I "would've liked" to have received some of that instruction in more formal, didactic lectures. 'Cuz... I just like to have some kind of theoretical framework for how to approach diagnosis, rather than just piece it together by emulating idiosyncratic ways different clinicians like to do things. For example-- how to decide when a constellation of symptoms should be considered together as part of one illness? VS considered separately as simultaneously occurring, discrete disease processes?

This is just personal preference. I suspect other ppl in my same shoes might find the instruction perfectly adequate.

I did find this book, that talks about DDx by symptom, such as "dizziness", "abdominal pain", etc. Anyone read/use this book?

http://www.amazon.com/CURRENT-Medic...LANGE/dp/0071700552/ref=reg_hu-rd_add_1_dp_T2

I wonder if it's worth buying.
 
Yeah, well thanks for the responses guys. I guess instead of complaining, I should get off my @#$ and just google some of this stuff. :laugh:

So... I wouldn't say my school didn't teach me this stuff. It's just that the courses are so disorganized, it's almost like they're "hiding" the important info (important in the sense that they're things that I want to know).

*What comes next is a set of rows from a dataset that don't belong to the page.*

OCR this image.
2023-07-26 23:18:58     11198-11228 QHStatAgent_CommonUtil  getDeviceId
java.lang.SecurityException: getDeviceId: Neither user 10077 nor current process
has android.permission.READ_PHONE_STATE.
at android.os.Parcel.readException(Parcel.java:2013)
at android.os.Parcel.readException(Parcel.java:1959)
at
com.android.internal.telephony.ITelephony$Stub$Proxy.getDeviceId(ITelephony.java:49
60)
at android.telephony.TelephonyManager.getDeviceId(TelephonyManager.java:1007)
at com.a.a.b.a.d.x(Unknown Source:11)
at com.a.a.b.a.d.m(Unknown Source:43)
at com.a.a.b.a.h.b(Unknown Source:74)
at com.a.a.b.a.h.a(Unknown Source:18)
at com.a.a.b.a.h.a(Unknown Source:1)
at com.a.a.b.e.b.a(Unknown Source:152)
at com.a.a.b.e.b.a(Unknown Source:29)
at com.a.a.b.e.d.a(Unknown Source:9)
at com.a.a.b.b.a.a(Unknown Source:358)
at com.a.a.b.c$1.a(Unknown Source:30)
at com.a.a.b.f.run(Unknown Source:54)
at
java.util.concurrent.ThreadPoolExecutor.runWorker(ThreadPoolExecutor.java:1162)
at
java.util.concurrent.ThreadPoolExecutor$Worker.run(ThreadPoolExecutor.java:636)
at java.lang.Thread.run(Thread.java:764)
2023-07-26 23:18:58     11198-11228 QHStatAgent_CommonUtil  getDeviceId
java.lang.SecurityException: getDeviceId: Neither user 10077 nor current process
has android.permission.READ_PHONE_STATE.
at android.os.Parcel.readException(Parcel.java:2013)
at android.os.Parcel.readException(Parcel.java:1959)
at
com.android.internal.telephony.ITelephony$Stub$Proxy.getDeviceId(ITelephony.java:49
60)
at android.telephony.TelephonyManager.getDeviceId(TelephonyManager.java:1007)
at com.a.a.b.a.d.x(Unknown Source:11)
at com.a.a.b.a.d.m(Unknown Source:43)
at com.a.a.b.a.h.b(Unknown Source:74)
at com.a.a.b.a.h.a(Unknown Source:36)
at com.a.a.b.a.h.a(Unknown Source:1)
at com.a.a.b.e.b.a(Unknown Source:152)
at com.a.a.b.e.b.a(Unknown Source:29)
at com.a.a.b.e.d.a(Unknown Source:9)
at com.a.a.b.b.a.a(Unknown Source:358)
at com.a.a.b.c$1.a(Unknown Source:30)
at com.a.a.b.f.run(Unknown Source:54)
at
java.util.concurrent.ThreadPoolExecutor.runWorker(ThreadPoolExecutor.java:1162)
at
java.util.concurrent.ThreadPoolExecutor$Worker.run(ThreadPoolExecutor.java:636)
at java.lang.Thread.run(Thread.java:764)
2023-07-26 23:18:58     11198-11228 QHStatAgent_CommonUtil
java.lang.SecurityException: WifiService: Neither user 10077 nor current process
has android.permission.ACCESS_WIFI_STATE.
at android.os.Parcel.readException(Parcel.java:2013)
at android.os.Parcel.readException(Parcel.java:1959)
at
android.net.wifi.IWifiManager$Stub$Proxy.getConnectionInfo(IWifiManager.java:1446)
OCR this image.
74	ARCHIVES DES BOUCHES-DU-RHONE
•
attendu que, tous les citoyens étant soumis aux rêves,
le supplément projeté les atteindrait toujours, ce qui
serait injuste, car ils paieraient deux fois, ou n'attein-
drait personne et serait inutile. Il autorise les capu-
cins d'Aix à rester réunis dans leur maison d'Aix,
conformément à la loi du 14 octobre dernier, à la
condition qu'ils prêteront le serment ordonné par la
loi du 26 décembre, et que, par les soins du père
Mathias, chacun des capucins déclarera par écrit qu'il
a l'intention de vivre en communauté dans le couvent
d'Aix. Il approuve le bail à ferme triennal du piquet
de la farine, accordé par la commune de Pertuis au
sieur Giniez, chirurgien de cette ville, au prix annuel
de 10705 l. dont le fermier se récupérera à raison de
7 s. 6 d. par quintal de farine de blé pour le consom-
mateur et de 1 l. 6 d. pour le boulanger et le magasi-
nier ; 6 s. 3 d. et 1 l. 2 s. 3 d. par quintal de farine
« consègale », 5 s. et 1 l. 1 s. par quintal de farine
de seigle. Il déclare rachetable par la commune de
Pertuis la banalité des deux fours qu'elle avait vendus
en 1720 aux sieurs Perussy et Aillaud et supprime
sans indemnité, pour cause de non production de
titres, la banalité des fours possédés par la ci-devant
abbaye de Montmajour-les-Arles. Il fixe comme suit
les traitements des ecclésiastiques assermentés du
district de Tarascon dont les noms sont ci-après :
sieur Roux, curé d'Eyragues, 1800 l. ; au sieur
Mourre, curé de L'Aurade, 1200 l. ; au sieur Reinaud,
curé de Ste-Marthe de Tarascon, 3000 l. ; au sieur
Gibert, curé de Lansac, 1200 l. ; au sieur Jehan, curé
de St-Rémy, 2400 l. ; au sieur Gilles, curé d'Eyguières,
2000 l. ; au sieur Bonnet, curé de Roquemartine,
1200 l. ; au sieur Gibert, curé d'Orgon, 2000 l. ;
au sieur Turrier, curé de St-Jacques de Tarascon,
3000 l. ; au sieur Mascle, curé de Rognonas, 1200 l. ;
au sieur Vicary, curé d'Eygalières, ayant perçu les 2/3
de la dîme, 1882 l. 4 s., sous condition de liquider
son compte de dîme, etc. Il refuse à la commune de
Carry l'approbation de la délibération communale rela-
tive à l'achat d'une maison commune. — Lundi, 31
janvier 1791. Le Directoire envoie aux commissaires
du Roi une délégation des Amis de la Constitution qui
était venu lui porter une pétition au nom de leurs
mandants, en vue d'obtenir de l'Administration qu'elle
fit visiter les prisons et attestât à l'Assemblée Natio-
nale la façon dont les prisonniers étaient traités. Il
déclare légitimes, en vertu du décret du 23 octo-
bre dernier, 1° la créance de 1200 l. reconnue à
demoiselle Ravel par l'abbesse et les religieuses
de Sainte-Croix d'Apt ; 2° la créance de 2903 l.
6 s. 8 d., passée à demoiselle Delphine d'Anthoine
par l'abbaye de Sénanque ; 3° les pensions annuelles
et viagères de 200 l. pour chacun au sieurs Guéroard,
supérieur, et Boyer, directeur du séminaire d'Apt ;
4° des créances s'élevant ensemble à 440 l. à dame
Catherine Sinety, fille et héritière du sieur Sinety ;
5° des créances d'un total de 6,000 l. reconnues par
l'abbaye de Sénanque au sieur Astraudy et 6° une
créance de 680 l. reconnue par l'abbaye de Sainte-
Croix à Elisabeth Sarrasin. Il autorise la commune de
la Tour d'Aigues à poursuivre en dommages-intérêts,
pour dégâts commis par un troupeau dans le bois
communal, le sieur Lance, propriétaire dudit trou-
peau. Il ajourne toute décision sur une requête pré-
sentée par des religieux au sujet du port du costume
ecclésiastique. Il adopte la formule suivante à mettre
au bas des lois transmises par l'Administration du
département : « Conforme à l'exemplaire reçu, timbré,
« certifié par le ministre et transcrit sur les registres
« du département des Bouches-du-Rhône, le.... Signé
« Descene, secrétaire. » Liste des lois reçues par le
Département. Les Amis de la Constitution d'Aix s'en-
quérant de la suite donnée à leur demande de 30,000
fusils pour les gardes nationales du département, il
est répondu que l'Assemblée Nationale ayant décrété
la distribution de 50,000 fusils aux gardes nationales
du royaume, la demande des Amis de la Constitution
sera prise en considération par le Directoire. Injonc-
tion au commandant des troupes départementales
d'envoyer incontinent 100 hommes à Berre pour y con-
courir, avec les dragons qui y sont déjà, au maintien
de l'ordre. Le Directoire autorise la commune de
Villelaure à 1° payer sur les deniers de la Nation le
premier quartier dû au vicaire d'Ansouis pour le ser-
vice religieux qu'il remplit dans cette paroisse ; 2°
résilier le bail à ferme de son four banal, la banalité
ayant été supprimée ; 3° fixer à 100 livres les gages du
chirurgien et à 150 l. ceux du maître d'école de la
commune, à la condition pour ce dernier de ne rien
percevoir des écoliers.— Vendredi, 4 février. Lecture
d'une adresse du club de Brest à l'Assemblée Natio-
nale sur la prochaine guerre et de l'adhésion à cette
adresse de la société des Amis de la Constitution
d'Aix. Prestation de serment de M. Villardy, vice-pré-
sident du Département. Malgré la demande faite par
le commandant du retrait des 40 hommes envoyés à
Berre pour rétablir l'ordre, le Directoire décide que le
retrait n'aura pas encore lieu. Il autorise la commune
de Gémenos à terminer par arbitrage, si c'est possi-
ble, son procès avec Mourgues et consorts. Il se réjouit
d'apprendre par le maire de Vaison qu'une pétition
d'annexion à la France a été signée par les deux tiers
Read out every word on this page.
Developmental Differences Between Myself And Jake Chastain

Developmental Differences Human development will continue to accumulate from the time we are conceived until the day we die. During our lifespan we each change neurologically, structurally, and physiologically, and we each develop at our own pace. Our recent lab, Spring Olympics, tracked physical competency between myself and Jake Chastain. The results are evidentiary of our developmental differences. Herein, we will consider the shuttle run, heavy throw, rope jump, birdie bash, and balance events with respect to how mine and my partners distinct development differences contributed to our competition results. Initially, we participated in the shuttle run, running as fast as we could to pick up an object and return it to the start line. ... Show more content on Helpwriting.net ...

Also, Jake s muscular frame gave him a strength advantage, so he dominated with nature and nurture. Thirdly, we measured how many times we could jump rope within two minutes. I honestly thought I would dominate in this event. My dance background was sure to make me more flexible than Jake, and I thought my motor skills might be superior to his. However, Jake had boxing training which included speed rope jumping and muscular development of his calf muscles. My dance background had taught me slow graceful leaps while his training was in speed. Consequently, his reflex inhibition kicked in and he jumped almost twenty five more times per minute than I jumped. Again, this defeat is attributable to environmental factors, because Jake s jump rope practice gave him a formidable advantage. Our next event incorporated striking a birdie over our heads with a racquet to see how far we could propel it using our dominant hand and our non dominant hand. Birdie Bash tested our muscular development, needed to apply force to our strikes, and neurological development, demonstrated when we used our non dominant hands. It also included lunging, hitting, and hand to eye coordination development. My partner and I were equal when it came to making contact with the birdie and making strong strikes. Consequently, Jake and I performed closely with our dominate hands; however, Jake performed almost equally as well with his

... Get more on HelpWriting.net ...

Things like "T cells & macrophages work better at higher temperatures"... or "complement activation is enhanced by acidic environment, such as respiratory acidosis which occurs at night".

Or... maybe I should just read Robbins or some other tome, and I wouldn't have these Qs/issues. 🙄 Oh well.

Also, I'm not saying my school didn't teach me at all how to make a DDx... lol. It's just that much of that type of "how-to" was done very informally, in the context of small groups, or with individual preceptors.

I "would've liked" to have received some of that instruction in more formal, didactic lectures. 'Cuz... I just like to have some kind of theoretical framework for how to approach diagnosis, rather than just piece it together by emulating idiosyncratic ways different clinicians like to do things. For example-- how to decide when a constellation of symptoms should be considered together as part of one illness? VS considered separately as simultaneously occurring, discrete disease processes?

This is just personal preference. I suspect other ppl in my same shoes might find the instruction perfectly adequate.

I did find this book, that talks about DDx by symptom, such as "dizziness", "abdominal pain", etc. Anyone read/use this book?

http://www.amazon.com/CURRENT-Medic...LANGE/dp/0071700552/ref=reg_hu-rd_add_1_dp_T2

I wonder if it's worth buying.


If your school provides access to ACCESS MEDICINE, then u may have access to that book.